Examining the Shift in Political Inclination of Korean Middle School Language Textbooks between the Independence and the Korean War (1945–1953): A Network Modeling Approach

This study leverages network modeling methodologies to examine the distribution of political inclinations in Korean middle school language textbooks from 1945 to 1953. The textbooks included in this study are 82 textbooks, where 37 of which from the U.S. military government period (1945-1948), 30 of which from the South Korean government establishment period (1948-1950), and 15 of which from the wartime period (1950-1953). Literature textbooks are excluded from this study due to their inherent nature of containing more writings by contemporary authors, which could present biases in political leaning within the language arts field. We curated the textbook data by combining the list of past textbooks organized in various previous studies (Oh, 2009; Park, 2012; Heo, 2013) and additional books directly found from the National Library of Korea (https://nl.go.kr) and the National Museum of Korea (https://emuseum.go.kr).

Specifically, we constructed a contributor co-occurrence network using six sample textbooks published between 1947 and 1952). Assuming that contributors to a textbook are more likely to invite others who share similar political views, we initially create a network of contributors based on their co-occurrences in textbooks. Each contributor is then represented as a vector of co-occurrences with all other individuals.

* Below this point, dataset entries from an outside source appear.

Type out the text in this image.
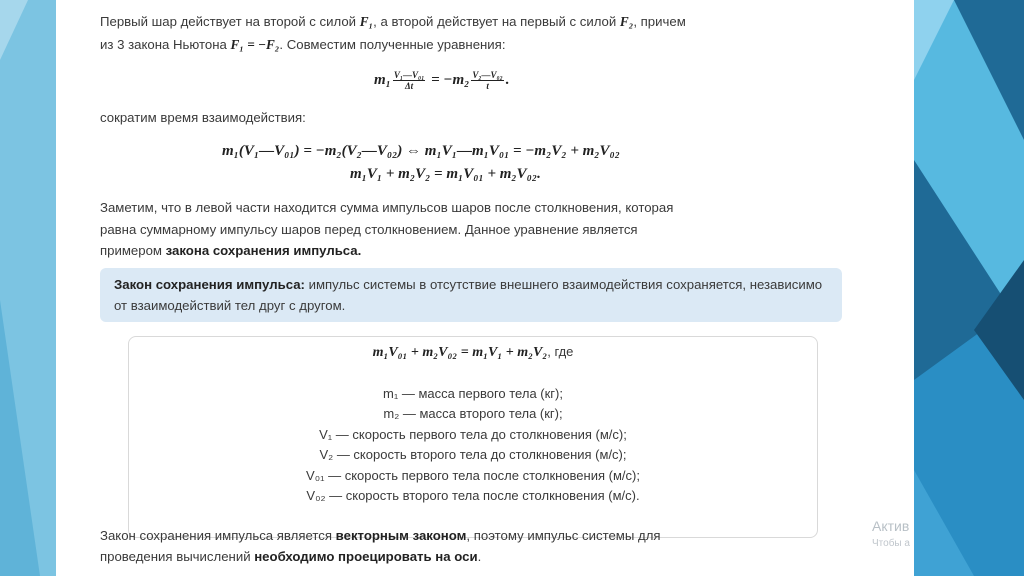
Первый шар действует на второй с силой F₁, а второй действует на первый с силой F₂, причем

из 3 закона Ньютона F₁ = −F₂. Совместим полученные уравнения:

$m_1 \frac{\text{V₁—V₀₁}}{\Delta t} = -m_2 \frac{\text{V₂—V₀₂}}{t}$ .

сократим время взаимодействия:

m₁(V₁—V₀₁) = −m₂(V₂—V₀₂) ⇔ m₁V₁—m₁V₀₁ = −m₂V₂ + m₂V₀₂
m₁V₁ + m₂V₂ = m₁V₀₁ + m₂V₀₂.

Заметим, что в левой части находится сумма импульсов шаров после столкновения, которая

равна суммарному импульсу шаров перед столкновением. Данное уравнение является

примером закона сохранения импульса.

Закон сохранения импульса: импульс системы в отсутствие внешнего взаимодействия сохраняется, независимо от взаимодействий тел друг с другом.

m₁V₀₁ + m₂V₀₂ = m₁V₁ + m₂V₂, где
m₁ — масса первого тела (кг);
m₂ — масса второго тела (кг);
V₁ — скорость первого тела до столкновения (м/с);
V₂ — скорость второго тела до столкновения (м/с);
V₀₁ — скорость первого тела после столкновения (м/с);
V₀₂ — скорость второго тела после столкновения (м/с).

Закон сохранения импульса является векторным законом, поэтому импульс системы для

проведения вычислений необходимо проецировать на оси.

Актив
Чтобы а
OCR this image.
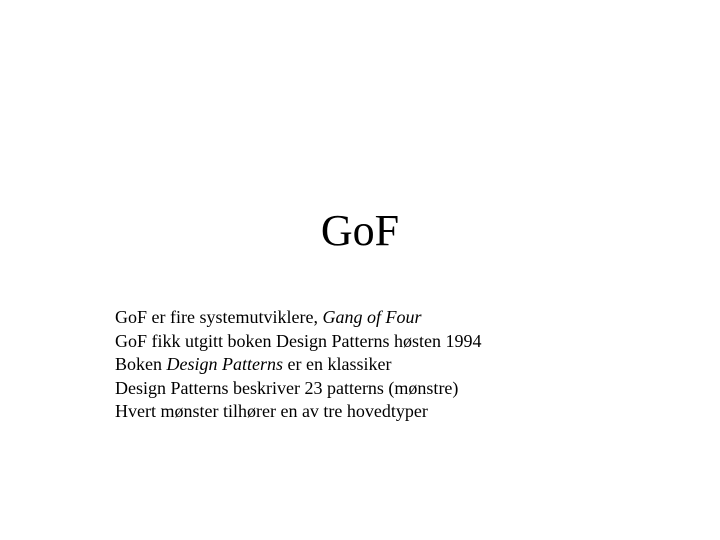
GoF
GoF er fire systemutviklere, Gang of Four
GoF fikk utgitt boken Design Patterns høsten 1994
Boken Design Patterns er en klassiker
Design Patterns beskriver 23 patterns (mønstre)
Hvert mønster tilhører en av tre hovedtyper
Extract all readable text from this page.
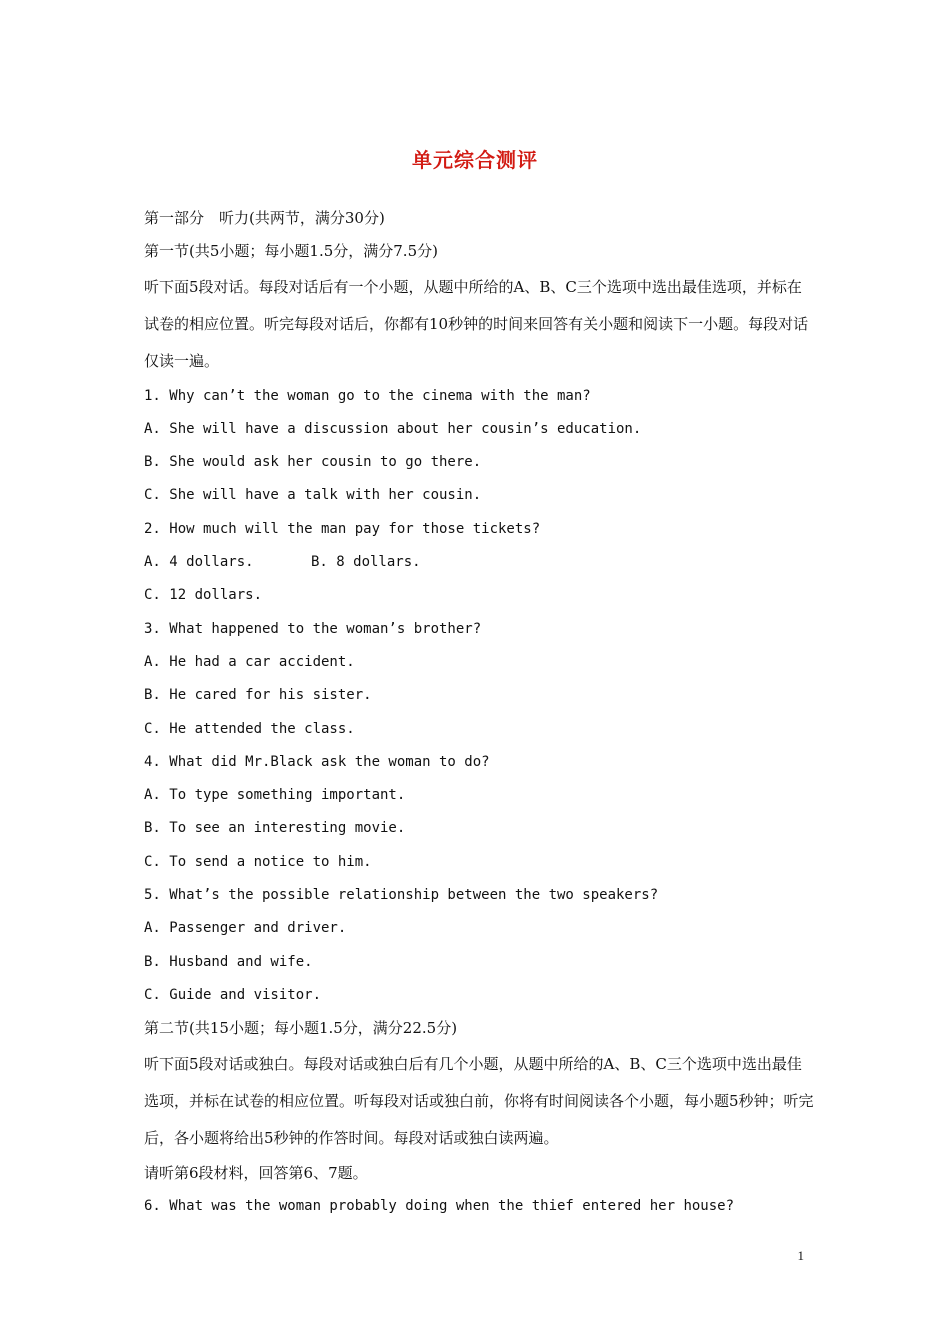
单元综合测评
第一部分　听力(共两节，满分30分)
第一节(共5小题；每小题1.5分，满分7.5分)
听下面5段对话。每段对话后有一个小题，从题中所给的A、B、C三个选项中选出最佳选项，并标在试卷的相应位置。听完每段对话后，你都有10秒钟的时间来回答有关小题和阅读下一小题。每段对话仅读一遍。
1. Why can’t the woman go to the cinema with the man?
A. She will have a discussion about her cousin’s education.
B. She would ask her cousin to go there.
C. She will have a talk with her cousin.
2. How much will the man pay for those tickets?
A. 4 dollars.	B. 8 dollars.
C. 12 dollars.
3. What happened to the woman’s brother?
A. He had a car accident.
B. He cared for his sister.
C. He attended the class.
4. What did Mr.Black ask the woman to do?
A. To type something important.
B. To see an interesting movie.
C. To send a notice to him.
5. What’s the possible relationship between the two speakers?
A. Passenger and driver.
B. Husband and wife.
C. Guide and visitor.
第二节(共15小题；每小题1.5分，满分22.5分)
听下面5段对话或独白。每段对话或独白后有几个小题，从题中所给的A、B、C三个选项中选出最佳选项，并标在试卷的相应位置。听每段对话或独白前，你将有时间阅读各个小题，每小题5秒钟；听完后，各小题将给出5秒钟的作答时间。每段对话或独白读两遍。
请听第6段材料，回答第6、7题。
6. What was the woman probably doing when the thief entered her house?
1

We calculate the distance between two contributors based on the inversed cosine similarity between their vectors. These pairwise distances form the basis for calculating political inclination scores. We establish An Ho-Sang as the baseline right-wing individual (so we set his political leaning score as 1), acknowledging his status as a well-known far-right-wing author with political influence (Lee, 2005). Other contributors’ political leaning scores are then calculated by subtracting their inversed cosine similarity values from 1. Finally, we standardize the range of scores so that the scores vary between 0 and 1. To validate this method, we compared the resulting scores against known political leanings—left-wing, right-wing, or neutral—that were manually assigned (“unknowns” are removed in the validation). Figure 2 presents boxplots that compare known political leanings with the calculated scores. The differences in scores are statistically significant across the groups, as determined by ANOVA (F[2, 51] = 21.96, p < 0.001), confirming the method's validity.


To Appear in Digital Humanities (DH 2024). ADHO. Aug. 6-9. Arlington, VA.